En 1790, Châteauroux est choisi comme chef-lieu du nouveau département de
l'Indre. Le Château-Raoul, bien national de l'ancien apanage du comte
d'Artois, frère de Louis XVI, est acheté par le "conseil général du
département" pour dix mille livres le 8 août 1792, soit environ trois cent
cinquante mille francs actuels, peut-être un peu moins avec la dépréciation
commençante des assignats. Un plan du château et de ses dépendances, levé en
1791 par le géomètre Jean-Baptiste Crochet, donne une idée de son état
antérieur, où il y avait "cour principale et talus, cour d'honneur, escalier
du donjon, antichambre et cabinet, salle du directoire, bureau de
l'expédition, chartrier, chambre et cabinet de l'agent du ci-devant duché,
salle de compagnie, chambre à coucher, cuisine voûtée, entresol au-dessus,
salle de l'assemblée du département aussi voûtée, même disposition pour les
trois étages et appartements de même grandeur, écuries et magasins, fossés".

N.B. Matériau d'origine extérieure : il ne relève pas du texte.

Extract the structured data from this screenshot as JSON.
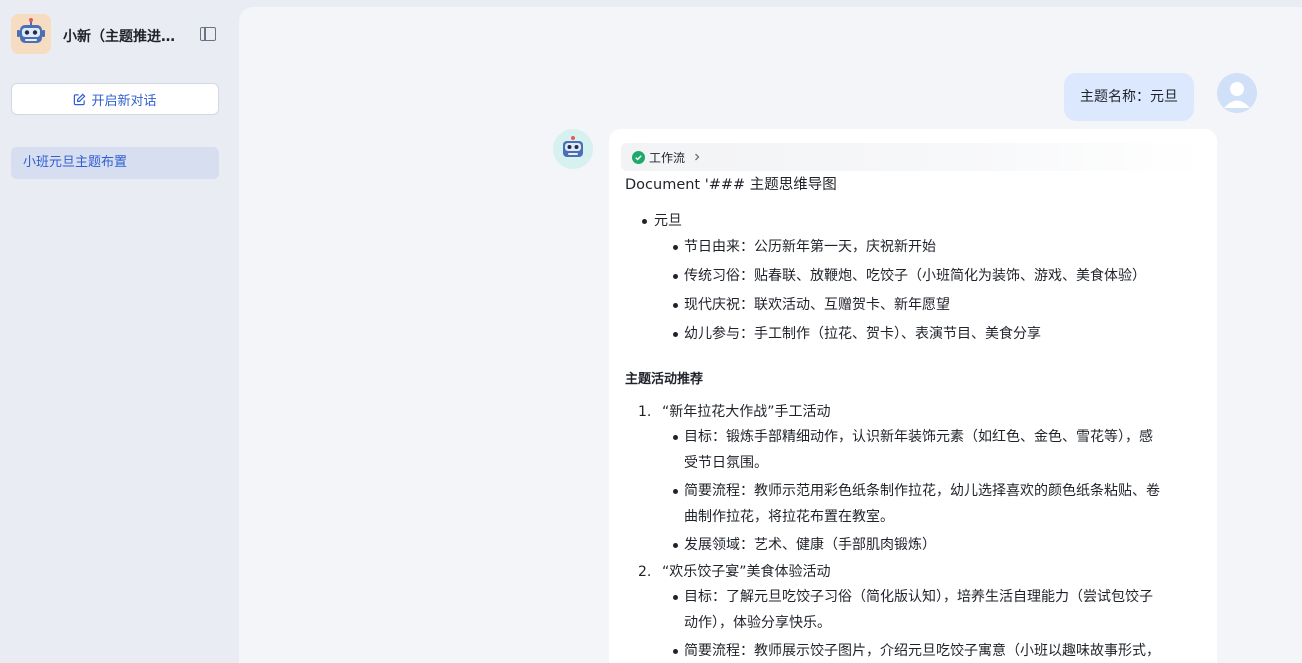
{
  "sidebar": {
    "app_title": "小新（主题推进…",
    "new_chat_label": "开启新对话",
    "history": [
      {
        "label": "小班元旦主题布置"
      }
    ]
  },
  "chat": {
    "user_message": "主题名称：元旦",
    "workflow_label": "工作流",
    "doc_title": "Document '### 主题思维导图",
    "mindmap_root": "元旦",
    "mindmap_items": [
      "节日由来：公历新年第一天，庆祝新开始",
      "传统习俗：贴春联、放鞭炮、吃饺子（小班简化为装饰、游戏、美食体验）",
      "现代庆祝：联欢活动、互赠贺卡、新年愿望",
      "幼儿参与：手工制作（拉花、贺卡）、表演节目、美食分享"
    ],
    "section_heading": "主题活动推荐",
    "activities": [
      {
        "num": "1.",
        "title": "“新年拉花大作战”手工活动",
        "points": [
          [
            "目标：锻炼手部精细动作，认识新年装饰元素（如红色、金色、雪花等），感",
            "受节日氛围。"
          ],
          [
            "简要流程：教师示范用彩色纸条制作拉花，幼儿选择喜欢的颜色纸条粘贴、卷",
            "曲制作拉花，将拉花布置在教室。"
          ],
          [
            "发展领域：艺术、健康（手部肌肉锻炼）"
          ]
        ]
      },
      {
        "num": "2.",
        "title": "“欢乐饺子宴”美食体验活动",
        "points": [
          [
            "目标：了解元旦吃饺子习俗（简化版认知），培养生活自理能力（尝试包饺子",
            "动作），体验分享快乐。"
          ],
          [
            "简要流程：教师展示饺子图片，介绍元旦吃饺子寓意（小班以趣味故事形式，"
          ]
        ]
      }
    ]
  },
  "colors": {
    "accent": "#2f5fd0",
    "user_bubble": "#dbe8fe",
    "success": "#1fa86a"
  }
}
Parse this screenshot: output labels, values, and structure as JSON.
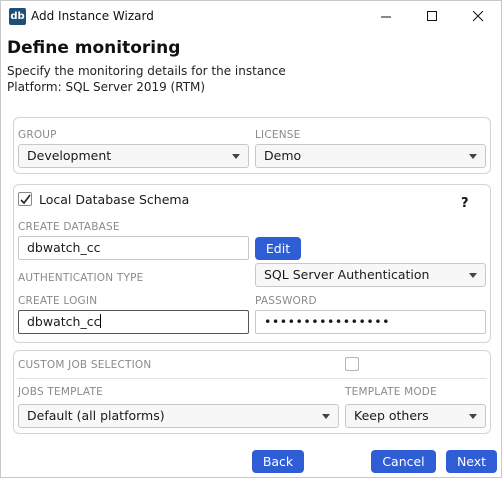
{
  "window": {
    "title": "Add Instance Wizard",
    "icon_label": "db"
  },
  "page": {
    "heading": "Define monitoring",
    "description": "Specify the monitoring details for the instance",
    "platform": "Platform: SQL Server 2019 (RTM)"
  },
  "group": {
    "label": "GROUP",
    "value": "Development"
  },
  "license": {
    "label": "LICENSE",
    "value": "Demo"
  },
  "schema": {
    "checkbox_label": "Local Database Schema",
    "checked": true,
    "help_label": "?"
  },
  "create_database": {
    "label": "CREATE DATABASE",
    "value": "dbwatch_cc",
    "edit_label": "Edit"
  },
  "auth": {
    "label": "AUTHENTICATION TYPE",
    "value": "SQL Server Authentication"
  },
  "create_login": {
    "label": "CREATE LOGIN",
    "value": "dbwatch_cc"
  },
  "password": {
    "label": "PASSWORD",
    "value": "••••••••••••••••"
  },
  "custom_job": {
    "label": "CUSTOM JOB SELECTION",
    "checked": false
  },
  "jobs_template": {
    "label": "JOBS TEMPLATE",
    "value": "Default (all platforms)"
  },
  "template_mode": {
    "label": "TEMPLATE MODE",
    "value": "Keep others"
  },
  "footer": {
    "back_label": "Back",
    "cancel_label": "Cancel",
    "next_label": "Next"
  },
  "colors": {
    "primary_button": "#2f5dd6",
    "app_icon": "#1f4e79"
  }
}
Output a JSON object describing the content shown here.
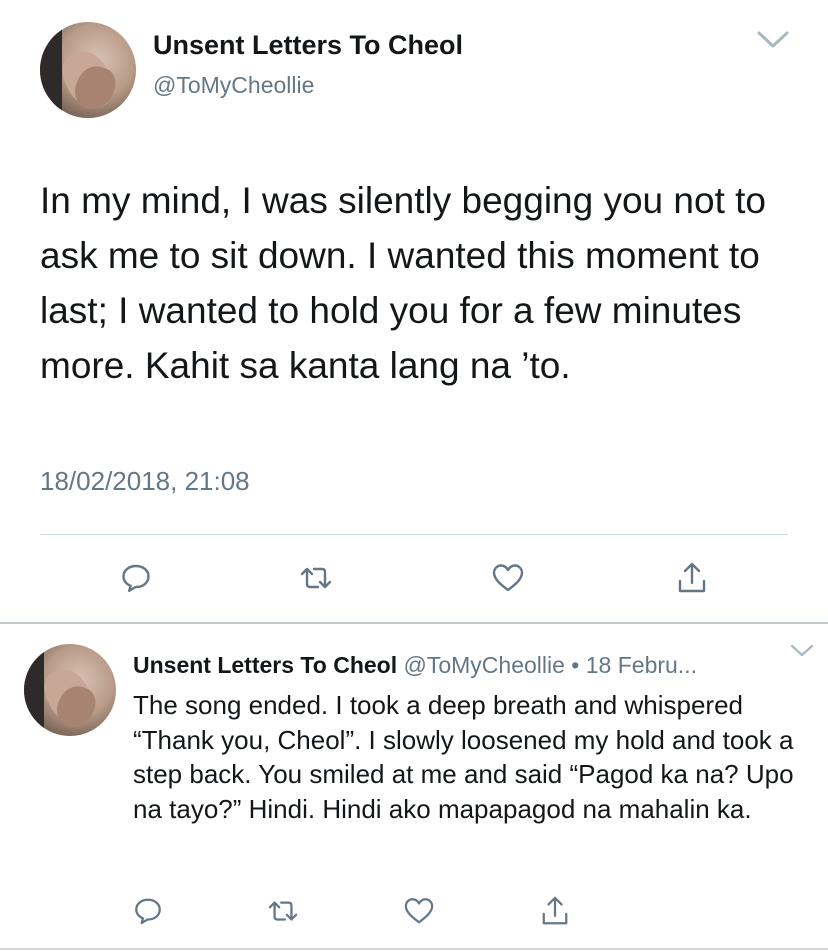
{
  "main_tweet": {
    "display_name": "Unsent Letters To Cheol",
    "handle": "@ToMyCheollie",
    "text": "In my mind, I was silently begging you not to ask me to sit down. I wanted this moment to last; I wanted to hold you for a few minutes more. Kahit sa kanta lang na ’to.",
    "timestamp": "18/02/2018, 21:08",
    "actions": [
      "reply-icon",
      "retweet-icon",
      "like-icon",
      "share-icon"
    ]
  },
  "reply_tweet": {
    "display_name": "Unsent Letters To Cheol",
    "handle": "@ToMyCheollie",
    "separator": "•",
    "date": "18 Febru...",
    "text": "The song ended. I took a deep breath and whispered “Thank you, Cheol”. I slowly loosened my hold and took a step back. You smiled at me and said “Pagod ka na? Upo na tayo?” Hindi. Hindi ako mapapagod na mahalin ka.",
    "actions": [
      "reply-icon",
      "retweet-icon",
      "like-icon",
      "share-icon"
    ]
  },
  "colors": {
    "text_primary": "#14171a",
    "text_secondary": "#657786",
    "icon": "#657786",
    "divider": "#ccd6dd"
  }
}
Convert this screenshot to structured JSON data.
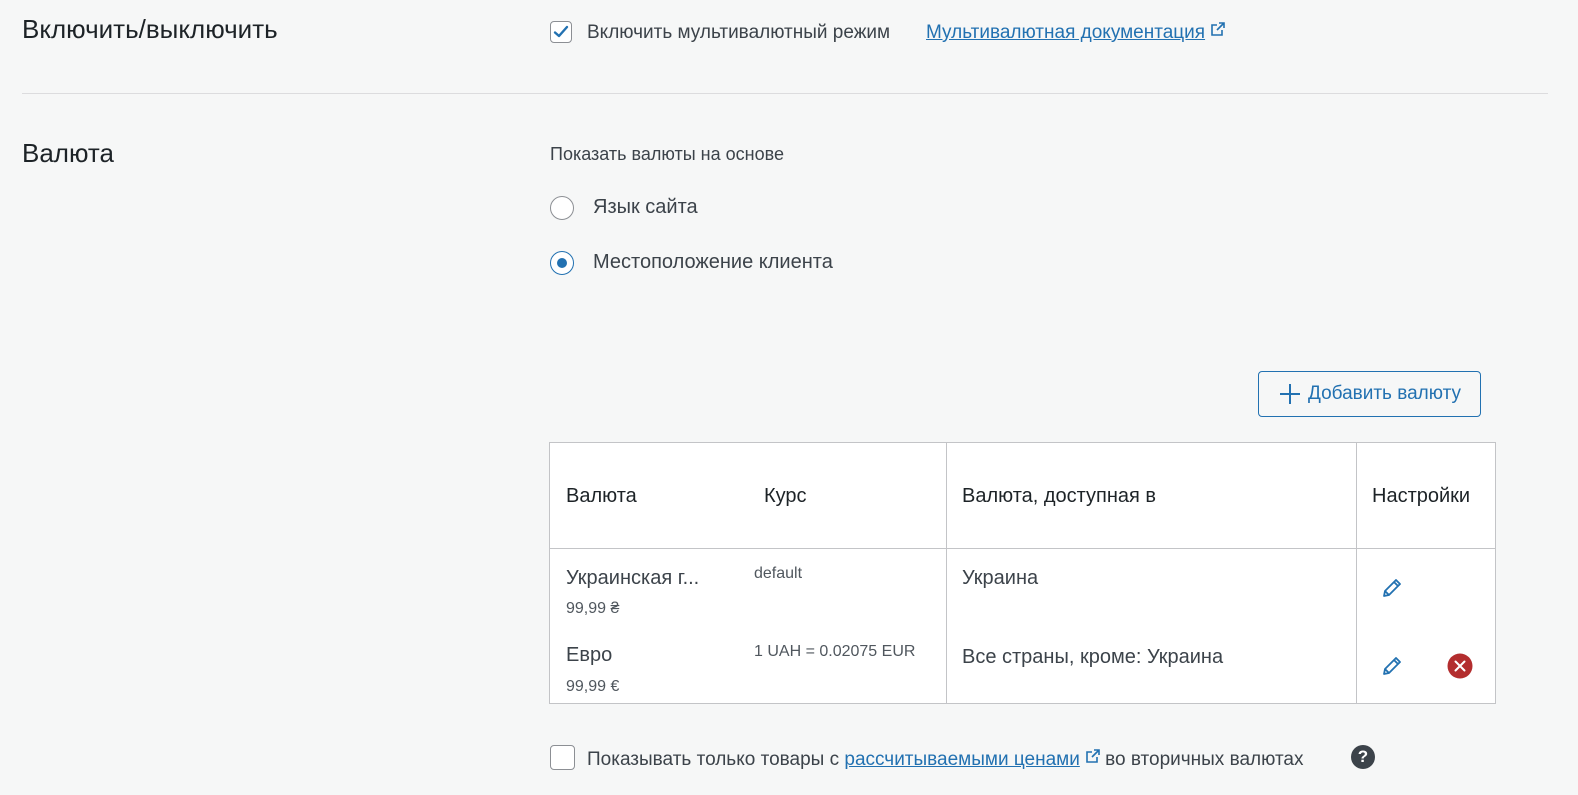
{
  "enable_section": {
    "title": "Включить/выключить",
    "checkbox_label": "Включить мультивалютный режим",
    "checked": true,
    "doc_link": "Мультивалютная документация"
  },
  "currency_section": {
    "title": "Валюта",
    "show_based_on_label": "Показать валюты на основе",
    "options": [
      {
        "label": "Язык сайта",
        "selected": false
      },
      {
        "label": "Местоположение клиента",
        "selected": true
      }
    ],
    "add_button_label": "Добавить валюту",
    "table": {
      "headers": {
        "currency": "Валюта",
        "rate": "Курс",
        "available_in": "Валюта, доступная в",
        "settings": "Настройки"
      },
      "rows": [
        {
          "name": "Украинская г...",
          "price": "99,99 ₴",
          "rate": "default",
          "available_in": "Украина",
          "deletable": false
        },
        {
          "name": "Евро",
          "price": "99,99 €",
          "rate": "1 UAH = 0.02075 EUR",
          "available_in": "Все страны, кроме: Украина",
          "deletable": true
        }
      ]
    },
    "footer": {
      "checked": false,
      "prefix": "Показывать только товары с",
      "link": "рассчитываемыми ценами",
      "suffix": "во вторичных валютах",
      "help_symbol": "?"
    }
  },
  "colors": {
    "accent": "#2271b1",
    "danger": "#b32d2e",
    "border": "#c3c4c7"
  }
}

À partir de l'An VIII, la présence d'un préfet donne un nouveau lustre au
Château-Raoul. En 1823 commence la construction d'un hôtel de style
néoclassique avec communs en demi-sous-sol. Œuvre de Murison, il est achevé
en 1826. La colonnade en avant-corps est surmontée d'un fronton qui porta
d'abord les armes royales, puis l'aigle impérial, enfin la République, par
Girault-Dupin (1898). À côté, l'antique manoir a continué à abriter
l'administration. Pour caser de petits bureaux, les volumes d'origine furent
défigurés par des entresols et des cloisons, traversés par des conduits de
cheminée menaçant de mettre le feu.
En 1824, il fallut détruire le donjon, ébranlé par des tassements de terrain
du côté de l'Indre, et édifier les actuels murs de soutènement. Ce donjon,
situé entre le Château-Raoul actuel et l'hôtel du préfet, était le seul
reste de la forteresse antérieure à Guy de Chauvigny. Il avait abrité dans
la salle du Trésor les titres du duché de Châteauroux; le conseil général du
département de l'Indre y avait tenu sa première séance le 3 novembre 1790.
Retrouvant une partie du pouvoir sous la Ille République, le conseil général
décide la restauration du château dans le goût néo-médiéval. Commencés en
1879 par Alfred Dauvergne, qui restitue les lucarnes gothiques, les travaux
ne sont achevés qu'en 1914 par son fils Henri. Une remarquable restauration
s'achève en 2011. Il subsiste de cette époque la salle de réunion du conseil
général (1897, terminée en 1914), avec ses grands tableaux et ses vitraux,
toute à la gloire du Berry rural. Henri Dauvergne arrange aussi les abords,
aligne la pittoresque rue de la Vieille-Prison, jugée mal famée, et aménage
les jardins et la place de la Préfecture, bordée d'un nouveau bâtiment
d'archives en 1894. On peut admirer dans l'escalier de la préfecture un
Berger debout, et devant la grille de la Place de la Victoire-et-des-Alliés
Les Pleureuses, monument aux morts de la guerre 1914-1918, deux œuvres
d'Ernest Nivet, sculpteur d'inspiration paysanne. La construction d'une
nouvelle préfecture, inaugurée en 1972, permet la restauration progressive
du Château-Raoul, lieu de prestige pour les réceptions officielles et signe
de la continuité du Bas-Berry et de l'Indre du Moyen Âge à nos jours. (1)
Éléments protégés MH : les façades et les toitures du château Raoul :
inscription par arrêté du 26 janvier 1927.
château Raoul, place de la Victoire et des Alliés, 36000 Châteauroux,
préfecture, visite des extérieurs uniquement.